A Simple Definition of Green Coffee, and How It’s Different From the Regular Kind
There are different types of coffee and many ways to brew it. And most of us have our favorite coffee drink: some people love it black without sugar, and others prefer a sweet latte with a lot of milk foam. However, there is a type of coffee that many people have heard about but don’t know exactly what it is, and that’s green coffee.
5-Minute Crafts would like to tell you more about green coffee.
What is it?
Just the name of this coffee may give you an idea of what this product looks like: these are green coffee beans that haven’t yet been roasted.

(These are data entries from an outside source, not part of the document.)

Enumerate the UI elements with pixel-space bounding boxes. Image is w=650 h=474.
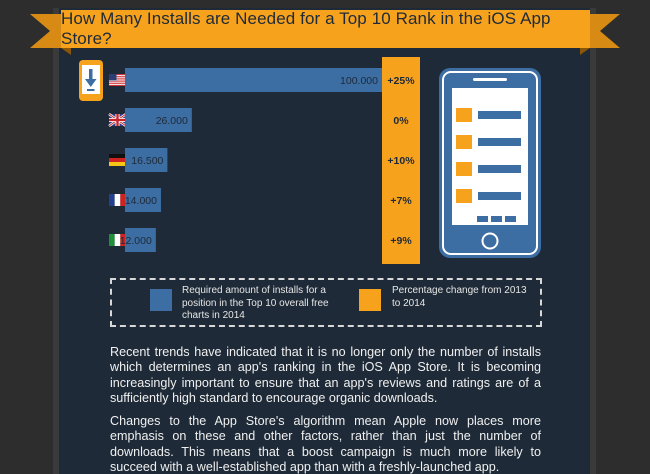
value-label-de: 16.500 [131, 155, 163, 167]
title-ribbon: How Many Installs are Needed for a Top 1… [61, 9, 590, 48]
legend-swatch-change [359, 289, 381, 311]
bar-us [125, 68, 382, 92]
ribbon-fold-right [580, 48, 590, 55]
change-label-uk: 0% [393, 115, 409, 127]
page-title: How Many Installs are Needed for a Top 1… [61, 9, 551, 48]
smartphone-icon [439, 68, 541, 258]
flag-us-icon [109, 74, 126, 86]
flag-de-icon [109, 154, 126, 166]
bar-fr [125, 188, 161, 212]
change-label-us: +25% [387, 75, 415, 87]
flag-uk-icon [108, 112, 127, 128]
legend-label-change: Percentage change from 2013 to 2014 [392, 285, 527, 309]
bar-de [125, 148, 168, 172]
flag-fr-icon [109, 194, 126, 206]
flag-it-icon [109, 234, 126, 246]
change-label-it: +9% [390, 235, 412, 247]
bar-it [125, 228, 156, 252]
legend-swatch-installs [150, 289, 172, 311]
ribbon-fold-left [61, 48, 71, 55]
body-paragraph-2: Changes to the App Store's algorithm mea… [110, 414, 541, 474]
body-paragraph-1: Recent trends have indicated that it is … [110, 345, 541, 405]
value-label-us: 100.000 [340, 75, 378, 87]
value-label-it: 12.000 [120, 235, 152, 247]
download-phone-icon [79, 60, 103, 101]
chart-legend: Required amount of installs for a positi… [110, 278, 542, 327]
change-label-fr: +7% [390, 195, 412, 207]
change-label-de: +10% [387, 155, 415, 167]
ribbon-tail-right [588, 14, 620, 48]
ribbon-tail-left [30, 14, 62, 48]
percentage-column [382, 57, 420, 264]
bar-uk [125, 108, 192, 132]
installs-bar-chart: 100.000 +25% 26.000 0% 16.500 +10% 14.000 +7% 12… [79, 57, 541, 264]
value-label-uk: 26.000 [156, 115, 188, 127]
legend-label-installs: Required amount of installs for a positi… [182, 285, 329, 321]
value-label-fr: 14.000 [125, 195, 157, 207]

It’s hard to believe that green coffee beans and the brown ones we’re familiar with are the same product because they have a different color, texture, and smell.
The taste of green coffee is much softer, lighter, and more acidic. If the drink is prepared correctly, it will be thick. Some people describe the taste of green coffee as “herbal” or compare it to green or herbal tea, but it’s still not exactly the same. It’s because of this specific taste that you most likely won’t find green coffee on the menu of your favorite coffee shop. The production process is also different: to make a cup of green coffee, you need to soak the beans, boil them over low heat, and strain them. Green coffee doesn’t look like ordinary coffee in terms of the color of the drink — it’s more of an amber hue with a hint of green.
Differences in content
Coffee beans contain a compound known as chlorogenic acid. It can also be found in other foods, such as blueberries, tomatoes, or eggplant. But coffee beans contain much more of it. This acid is good for your health (we’ll talk about that below). However, as soon as you start roasting coffee beans, the level of this acid in their composition drops sharply while the beans get their renowned coffee taste.
Another difference in composition is the amount of caffeine it contains. It’s known that as the roasting time increases, the amount of caffeine decreases. This means that there is more caffeine in lighter roasts than in darker ones. Green coffee, on the other hand, has even more caffeine than lightly roasted coffee.
The chlorogenic acid that evaporates from beans during roasting is believed to be good for your health. In particular, it might affect blood vessels and reduce blood pressure. This acid might also affect how the body handles blood sugar.
Despite the fact that, at the moment, there is no convincing scientific data on the clear and precise effect of green coffee on the body, people take it for diabetes, obesity, or high cholesterol.